The checklist comprises the following seven factors:

  1. The ascertainable wishes and feelings of the child concerned, considered in the light of the child’s age and understanding – The court will always seek to ascertain the wishes of the child, normally through discussions between the child and a court welfare officer. Obviously, the older the child, the more likely that the court will follow the child’s wishes. The law does not specify a particular age at which the court will follow their wishes, but back in 1995 Mr Justice Wilson, as he then was, stated that court orders “which run flatly counter to the wishes of normal children aged 16, 14 and 12 are virtually unknown to family law.”
  2. The child’s physical, emotional and educational needs – Fairly self-explanatory, this refers to basic needs such as for suitable accommodation, and such things as special health or educational needs.
  3. The likely effect on the child of any change in circumstances – The chances are that the court will be considering an issue that could involve a significant change in the child’s circumstances, and obviously it will want to consider the likely effect of that change upon the child.
  4. The child’s age, sex, background and any characteristics which the court considers relevant – this could include such matters as a child’s interests and religious beliefs.
  5. Any harm which the child has suffered or is at risk of suffering – Obviously, if the child has suffered, or is considered to be at risk of suffering, physical or emotional harm then that will have a major bearing upon the decision of the court.
  6. How capable each of the parents, and any other person in relation to whom the court considers the question to be relevant, is of meeting the child’s needs – Clearly, the court will want to ensure that any such person is fully capable of meeting the child’s physical, emotional and educational needs.
  7. Lastly, the range of powers available to the court – This is essentially a reminder that the court can make any order it considers appropriate for the welfare of the child, not just the order or orders that the parents are asking the court to make.

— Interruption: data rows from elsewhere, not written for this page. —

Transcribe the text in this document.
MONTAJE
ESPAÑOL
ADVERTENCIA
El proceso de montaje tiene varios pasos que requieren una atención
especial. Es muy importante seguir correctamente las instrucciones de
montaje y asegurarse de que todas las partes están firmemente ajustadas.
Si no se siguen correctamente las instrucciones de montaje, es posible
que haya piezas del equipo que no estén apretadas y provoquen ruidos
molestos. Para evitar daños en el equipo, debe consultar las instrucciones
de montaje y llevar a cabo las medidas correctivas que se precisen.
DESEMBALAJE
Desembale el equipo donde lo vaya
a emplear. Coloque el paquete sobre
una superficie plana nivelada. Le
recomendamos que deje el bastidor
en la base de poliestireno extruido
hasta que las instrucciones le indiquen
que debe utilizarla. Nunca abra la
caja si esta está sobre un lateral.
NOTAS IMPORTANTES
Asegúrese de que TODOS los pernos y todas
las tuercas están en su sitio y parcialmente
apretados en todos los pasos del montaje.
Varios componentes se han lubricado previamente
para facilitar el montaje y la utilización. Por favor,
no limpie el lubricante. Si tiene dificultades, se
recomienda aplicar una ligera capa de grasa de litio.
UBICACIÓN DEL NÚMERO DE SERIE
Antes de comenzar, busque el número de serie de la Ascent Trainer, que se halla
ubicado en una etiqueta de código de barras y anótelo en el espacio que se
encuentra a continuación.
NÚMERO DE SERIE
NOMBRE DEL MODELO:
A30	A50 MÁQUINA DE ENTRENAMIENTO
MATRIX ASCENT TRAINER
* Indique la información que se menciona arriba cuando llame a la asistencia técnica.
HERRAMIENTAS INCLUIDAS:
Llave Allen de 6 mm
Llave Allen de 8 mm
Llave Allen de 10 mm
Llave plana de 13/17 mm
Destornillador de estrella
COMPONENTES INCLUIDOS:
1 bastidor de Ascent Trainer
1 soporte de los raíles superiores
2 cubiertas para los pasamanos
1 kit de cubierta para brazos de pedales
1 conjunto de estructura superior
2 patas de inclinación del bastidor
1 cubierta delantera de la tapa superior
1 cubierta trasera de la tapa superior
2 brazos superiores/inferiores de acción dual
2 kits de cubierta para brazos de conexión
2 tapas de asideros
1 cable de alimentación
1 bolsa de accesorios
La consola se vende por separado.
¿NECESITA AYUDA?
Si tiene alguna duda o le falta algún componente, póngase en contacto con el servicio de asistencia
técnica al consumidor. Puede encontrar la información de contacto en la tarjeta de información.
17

The welfare checklist in action

So how does the checklist operate in practice? Obviously, no two cases are the same, and not all of the factors will necessarily be relevant in all cases, but the 2021 judgment of Her Honour Judge Vincent, sitting in the Family Court at Oxford in the case M and J (private law final hearing), is an instructive example.

The case concerned two sisters, then aged 13 and 11. Their parents separated in around 2015, and the girls had been sharing their time equally between both parents.

However, following concerns over the mother’s alcohol abuse and mental health, this arrangement was suspended and the father applied to the court for an order that the children live solely with him, and have only supervised direct contact with their mother.

In her judgment HHJ Vincent went through the welfare checklist, and made the following findings:

  1. That the girls genuinely felt unsafe in their mother’s presence.
  2. That the girls needed to be supported in their education, in developing their own interests, friendships, and, as they headed towards adolescence, to become more independent, make more decisions for themselves, and start to experience more of life away from their family unit.
  3. That any change back to the previous shared-care arrangement was likely to have a destabilising effect on the girls.
  4. That as to their age, sex and background, etc., there were no additional factors to consider.
  5. That the girls had suffered emotional harm in their mother’s care, and that there were times when they were at risk of physical harm.
  6. That the girls’ father was able to meet all of their physical, educational and emotional needs, but that the mother was not in a position to provide them with the emotional stability and security they needed.

Lastly, HHJ Vincent reminded herself that whatever orders were being sought the court could make a whole range orders, or indeed no order at all if it considered that to be appropriate.

In the circumstances Judge Vincent concluded that the children’s welfare interests would be best served by them remaining with their father. She therefore ordered that they should live with him, and that any direct contact with their mother should be supervised by a third party.